Russell Frost, Seed Manager at COFCO International UK, believes the market has been searching for a new, true Group 3 wheat for some years now and that the arrival of Bamford is very timely, if a little overdue.

             Russell says” Not only is Bamford the best Group 3 soft wheat since the halcyon days of Consort and Riband in the 1990’s, its arguably the best winter wheat on the current RL, regardless of classification.

          “Its strong disease profile, backed by a very high untreated yield, is an eye-opener, and, as the industry inevitably moves towards greater sustainability and less reliance on agrochemical inputs, I’d argue Bamford’s agronomic credentials look strong enough to deal with that sea change.
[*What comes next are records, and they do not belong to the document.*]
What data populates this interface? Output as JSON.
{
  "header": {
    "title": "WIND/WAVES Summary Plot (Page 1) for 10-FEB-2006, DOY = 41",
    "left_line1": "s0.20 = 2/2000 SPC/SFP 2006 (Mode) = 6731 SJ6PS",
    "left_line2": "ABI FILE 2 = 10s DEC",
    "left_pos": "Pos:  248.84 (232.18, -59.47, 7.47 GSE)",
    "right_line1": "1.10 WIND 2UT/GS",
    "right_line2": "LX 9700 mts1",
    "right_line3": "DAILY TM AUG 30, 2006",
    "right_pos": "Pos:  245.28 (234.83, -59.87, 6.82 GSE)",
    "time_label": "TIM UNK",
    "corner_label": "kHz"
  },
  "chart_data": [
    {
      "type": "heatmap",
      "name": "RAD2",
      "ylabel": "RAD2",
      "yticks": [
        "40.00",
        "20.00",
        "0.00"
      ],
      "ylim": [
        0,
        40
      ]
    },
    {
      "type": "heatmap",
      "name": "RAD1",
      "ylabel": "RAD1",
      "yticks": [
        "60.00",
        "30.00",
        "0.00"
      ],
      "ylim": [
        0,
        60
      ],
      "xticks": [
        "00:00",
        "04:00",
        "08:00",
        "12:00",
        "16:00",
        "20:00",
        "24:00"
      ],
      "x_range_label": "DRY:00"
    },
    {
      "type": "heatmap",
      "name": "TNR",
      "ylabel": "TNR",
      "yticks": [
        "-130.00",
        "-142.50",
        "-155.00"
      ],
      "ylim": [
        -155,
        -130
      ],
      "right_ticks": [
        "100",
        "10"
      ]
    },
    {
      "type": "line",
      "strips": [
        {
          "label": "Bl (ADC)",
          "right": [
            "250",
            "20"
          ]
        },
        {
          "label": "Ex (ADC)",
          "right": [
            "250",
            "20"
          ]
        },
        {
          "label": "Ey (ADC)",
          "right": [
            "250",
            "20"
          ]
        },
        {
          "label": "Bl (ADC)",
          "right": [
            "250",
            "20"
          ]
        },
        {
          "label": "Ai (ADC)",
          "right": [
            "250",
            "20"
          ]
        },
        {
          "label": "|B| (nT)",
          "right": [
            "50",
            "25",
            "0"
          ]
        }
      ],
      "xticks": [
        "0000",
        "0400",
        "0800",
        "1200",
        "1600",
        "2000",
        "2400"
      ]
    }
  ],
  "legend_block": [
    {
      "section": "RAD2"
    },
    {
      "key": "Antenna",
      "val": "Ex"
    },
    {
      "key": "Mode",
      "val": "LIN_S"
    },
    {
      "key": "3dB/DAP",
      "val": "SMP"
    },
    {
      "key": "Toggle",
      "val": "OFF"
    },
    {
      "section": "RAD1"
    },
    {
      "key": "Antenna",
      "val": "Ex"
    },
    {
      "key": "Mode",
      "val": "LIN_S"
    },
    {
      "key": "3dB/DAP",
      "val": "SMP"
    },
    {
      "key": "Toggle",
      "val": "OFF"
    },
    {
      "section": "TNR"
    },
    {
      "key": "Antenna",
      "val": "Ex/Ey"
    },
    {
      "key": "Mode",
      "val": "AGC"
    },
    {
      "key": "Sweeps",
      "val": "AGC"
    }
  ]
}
    “If I’m talking to a feed wheat grower this Summer who hasn’t yet considered Bamford for Autumn drilling, I’d simply say grow Bamford as it’s the equal highest yielding winter wheat variety in the UK, it offers you multiple market opportunities to achieve a premium and comes with fewer risks and question marks than many other varieties on the current RL.

       On export opportunities I’d argue that it’s a bit too early to confirm if Bamford is what the European soft wheat market wants, based on the limited grain samples sent to date, but we’ll certainly know more by next year if the 2025 harvest yields a decent surplus for export” he concludes.